Даржансон видит во французском обществе своего времени явные признаки английского влияния. Французы в своих стремлениях, начавшихся по смерти Людовика XIV, волею-неволею беспрестанно обращались к знаменитому острову, о свободных учреждениях и богатстве которого рассказывали чудеса; все это сильно должно было подстрекать бедных свободою и деньгами французов. Самый громкий глашатай общественных стремлений, Вольтер, рано должен был высказать свое сочувствие к Англии. Мы видели, что он в своей поэме отправляет Генриха Бурбона в Англию, чтобы заставить его рассказать королеве Елизавете о Варфоломеевской ночи, как Эней рассказывал Дидоне о разрушении Трои.

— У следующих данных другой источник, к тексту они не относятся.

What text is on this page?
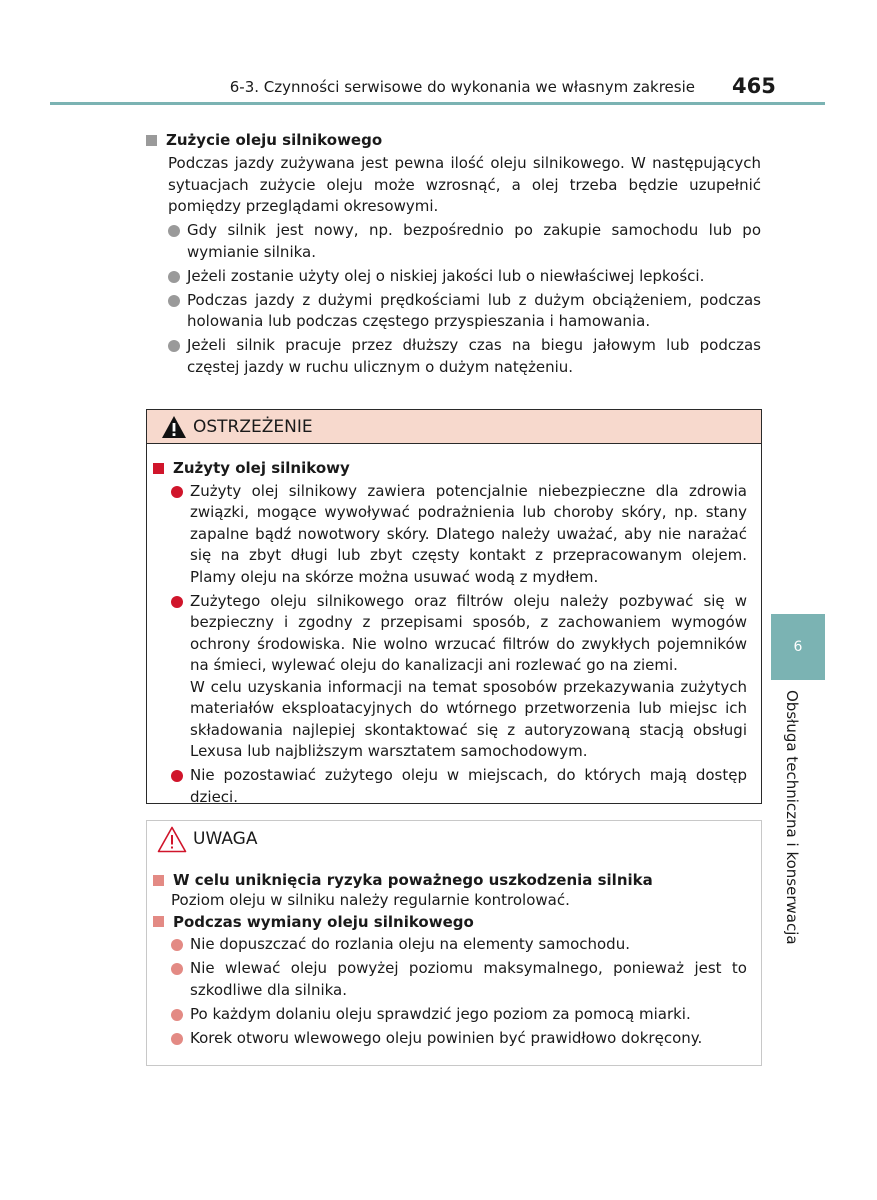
6-3. Czynności serwisowe do wykonania we własnym zakresie 465
Zużycie oleju silnikowego
Podczas jazdy zużywana jest pewna ilość oleju silnikowego. W następujących sytuacjach zużycie oleju może wzrosnąć, a olej trzeba będzie uzupełnić pomiędzy przeglądami okresowymi.
Gdy silnik jest nowy, np. bezpośrednio po zakupie samochodu lub po wymianie silnika.
Jeżeli zostanie użyty olej o niskiej jakości lub o niewłaściwej lepkości.
Podczas jazdy z dużymi prędkościami lub z dużym obciążeniem, podczas holowania lub podczas częstego przyspieszania i hamowania.
Jeżeli silnik pracuje przez dłuższy czas na biegu jałowym lub podczas częstej jazdy w ruchu ulicznym o dużym natężeniu.
OSTRZEŻENIE
Zużyty olej silnikowy
Zużyty olej silnikowy zawiera potencjalnie niebezpieczne dla zdrowia związki, mogące wywoływać podrażnienia lub choroby skóry, np. stany zapalne bądź nowotwory skóry. Dlatego należy uważać, aby nie narażać się na zbyt długi lub zbyt częsty kontakt z przepracowanym olejem. Plamy oleju na skórze można usuwać wodą z mydłem.
Zużytego oleju silnikowego oraz filtrów oleju należy pozbywać się w bezpieczny i zgodny z przepisami sposób, z zachowaniem wymogów ochrony środowiska. Nie wolno wrzucać filtrów do zwykłych pojemników na śmieci, wylewać oleju do kanalizacji ani rozlewać go na ziemi.
W celu uzyskania informacji na temat sposobów przekazywania zużytych materiałów eksploatacyjnych do wtórnego przetworzenia lub miejsc ich składowania najlepiej skontaktować się z autoryzowaną stacją obsługi Lexusa lub najbliższym warsztatem samochodowym.
Nie pozostawiać zużytego oleju w miejscach, do których mają dostęp dzieci.
UWAGA
W celu uniknięcia ryzyka poważnego uszkodzenia silnika
Poziom oleju w silniku należy regularnie kontrolować.
Podczas wymiany oleju silnikowego
Nie dopuszczać do rozlania oleju na elementy samochodu.
Nie wlewać oleju powyżej poziomu maksymalnego, ponieważ jest to szkodliwe dla silnika.
Po każdym dolaniu oleju sprawdzić jego poziom za pomocą miarki.
Korek otworu wlewowego oleju powinien być prawidłowo dokręcony.
6
Obsługa techniczna i konserwacja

Но по этому поводу автор высказывает свои мысли, т. е. мысли своего общества, об Англии. Он говорит, что «Елизавета заставила неукротимого англичанина полюбить свою власть, — англичанина, который не умеет ни рабствовать, ни жить в свободе». Это выражение, которое так шло к французам, особенно после 1789 года, в первой четверти XVIII века французский поэт употребляет относительно англичан; недавние революционные волнения на острове и неоконченная борьба между двумя династиями давали ему на это право. Тут же Вольтер распространяется о богатстве и могуществе Англии: ее луга покрыты бесчисленными стадами, ее житницы наполнены хлебом, моря покрыты ее кораблями; ее боятся на суше, она царит на водах. Лондон, некогда город варварский, теперь стал средоточием искусств, магазином мира и храмом Марса; но единственная причина изобилия, царствующего в этом неизмеримом городе, — свобода; в стенах Вестминстера являются вместе три власти, удивленные своим союзом: депутаты народа, вельможи и король, разделенные интересами, соединенные законом, три священные члена непобедимого тела, опасного самому себе, страшного соседям.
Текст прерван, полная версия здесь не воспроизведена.